だから私は雨の日が好き。【冬の章】※加筆修正版
圭都は、湊のベッドの引き出しの奥を叩いた。
湊のベッドは下が物を入れられるようになっているが、引き出しの奥行きがベッドと同じではないことに気が付いたのだ。
「ここ以外には、もう隠せないだろうな」
そ圭都は布団を引きずり下ろし、引き出しを取り出してベッドを持ち上げた。
そこには、綺麗な飾り彫りが施された、鍵のついた箱が置かれていた。
「ほらな」
「・・・ねぇ」
嬉しそうな圭都とは裏腹に、私は腑に落ちないことだらけだった。
圭都は私を見つめて小さな箱を手渡した。
受け取ったその箱は冷たく、湊の手のような感覚がした。
「時雨」
「・・・何?」
「最後の夜、どっちの部屋にいた?」
「え?」
「最後の夜。

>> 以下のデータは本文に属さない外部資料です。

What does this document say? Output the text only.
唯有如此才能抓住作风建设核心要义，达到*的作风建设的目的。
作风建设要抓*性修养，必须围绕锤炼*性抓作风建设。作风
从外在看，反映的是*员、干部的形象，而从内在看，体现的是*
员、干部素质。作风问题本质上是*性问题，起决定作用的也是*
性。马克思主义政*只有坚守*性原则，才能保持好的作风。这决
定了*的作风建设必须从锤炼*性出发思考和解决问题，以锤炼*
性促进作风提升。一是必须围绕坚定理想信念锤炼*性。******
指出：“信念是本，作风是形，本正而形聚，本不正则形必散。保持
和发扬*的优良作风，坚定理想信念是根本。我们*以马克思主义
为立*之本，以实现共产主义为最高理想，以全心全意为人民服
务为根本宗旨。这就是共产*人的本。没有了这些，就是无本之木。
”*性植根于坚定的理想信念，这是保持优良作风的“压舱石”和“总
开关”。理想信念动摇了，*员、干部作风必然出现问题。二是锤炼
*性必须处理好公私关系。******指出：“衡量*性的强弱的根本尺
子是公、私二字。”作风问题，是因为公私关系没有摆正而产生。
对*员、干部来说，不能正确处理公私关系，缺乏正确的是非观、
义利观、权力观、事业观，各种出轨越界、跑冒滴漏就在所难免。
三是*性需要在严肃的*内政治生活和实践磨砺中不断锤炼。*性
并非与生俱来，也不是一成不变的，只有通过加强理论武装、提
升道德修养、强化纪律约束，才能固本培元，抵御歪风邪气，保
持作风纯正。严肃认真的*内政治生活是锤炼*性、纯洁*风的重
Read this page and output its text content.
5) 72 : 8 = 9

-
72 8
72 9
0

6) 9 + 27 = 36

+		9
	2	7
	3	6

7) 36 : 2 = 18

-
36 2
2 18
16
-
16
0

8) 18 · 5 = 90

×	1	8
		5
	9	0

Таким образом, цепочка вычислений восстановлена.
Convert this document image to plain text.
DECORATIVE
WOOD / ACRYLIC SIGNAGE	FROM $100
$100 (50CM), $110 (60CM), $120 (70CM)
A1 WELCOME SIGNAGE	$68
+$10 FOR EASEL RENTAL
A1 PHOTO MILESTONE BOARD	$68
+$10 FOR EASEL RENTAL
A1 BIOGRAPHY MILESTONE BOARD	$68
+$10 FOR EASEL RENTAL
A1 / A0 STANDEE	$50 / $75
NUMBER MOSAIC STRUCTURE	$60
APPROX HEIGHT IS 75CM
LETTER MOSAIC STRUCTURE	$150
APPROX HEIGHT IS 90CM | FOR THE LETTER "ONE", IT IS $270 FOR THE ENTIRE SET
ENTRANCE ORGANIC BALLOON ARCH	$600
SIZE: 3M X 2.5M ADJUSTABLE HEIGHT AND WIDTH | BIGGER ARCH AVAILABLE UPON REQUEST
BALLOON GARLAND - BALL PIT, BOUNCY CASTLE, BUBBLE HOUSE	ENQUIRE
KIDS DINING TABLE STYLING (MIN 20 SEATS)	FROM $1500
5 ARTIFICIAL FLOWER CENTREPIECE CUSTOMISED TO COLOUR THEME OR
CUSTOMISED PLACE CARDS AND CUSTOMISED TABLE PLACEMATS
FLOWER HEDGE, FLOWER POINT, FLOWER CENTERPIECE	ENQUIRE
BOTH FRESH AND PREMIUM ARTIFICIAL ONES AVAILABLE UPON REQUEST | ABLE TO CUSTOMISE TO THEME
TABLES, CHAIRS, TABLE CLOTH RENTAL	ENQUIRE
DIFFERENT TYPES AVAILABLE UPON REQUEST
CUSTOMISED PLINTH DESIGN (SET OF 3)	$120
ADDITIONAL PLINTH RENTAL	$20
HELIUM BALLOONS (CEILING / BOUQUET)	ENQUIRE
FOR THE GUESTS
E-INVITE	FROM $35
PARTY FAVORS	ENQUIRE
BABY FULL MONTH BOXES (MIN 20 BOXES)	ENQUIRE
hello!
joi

湊の部屋と時雨の部屋、どっちで寝た?」
「・・・私の部屋」
圭都は不安げに言う私に向かって、にっこりと笑った。
質問の意図が分からず、私は何も答えることが出来なかった。
「普段は湊の部屋で寝てたんじゃないのか?」
「―――!何で、わかるの?」
「わかるさ。お前がこの部屋を大事にしてるのを見てれば」
そんなことまで見抜かなくてもいいのに。
圭都は私のことなら何でもお見通しなのでは、と少し呆れた溜息が漏れた。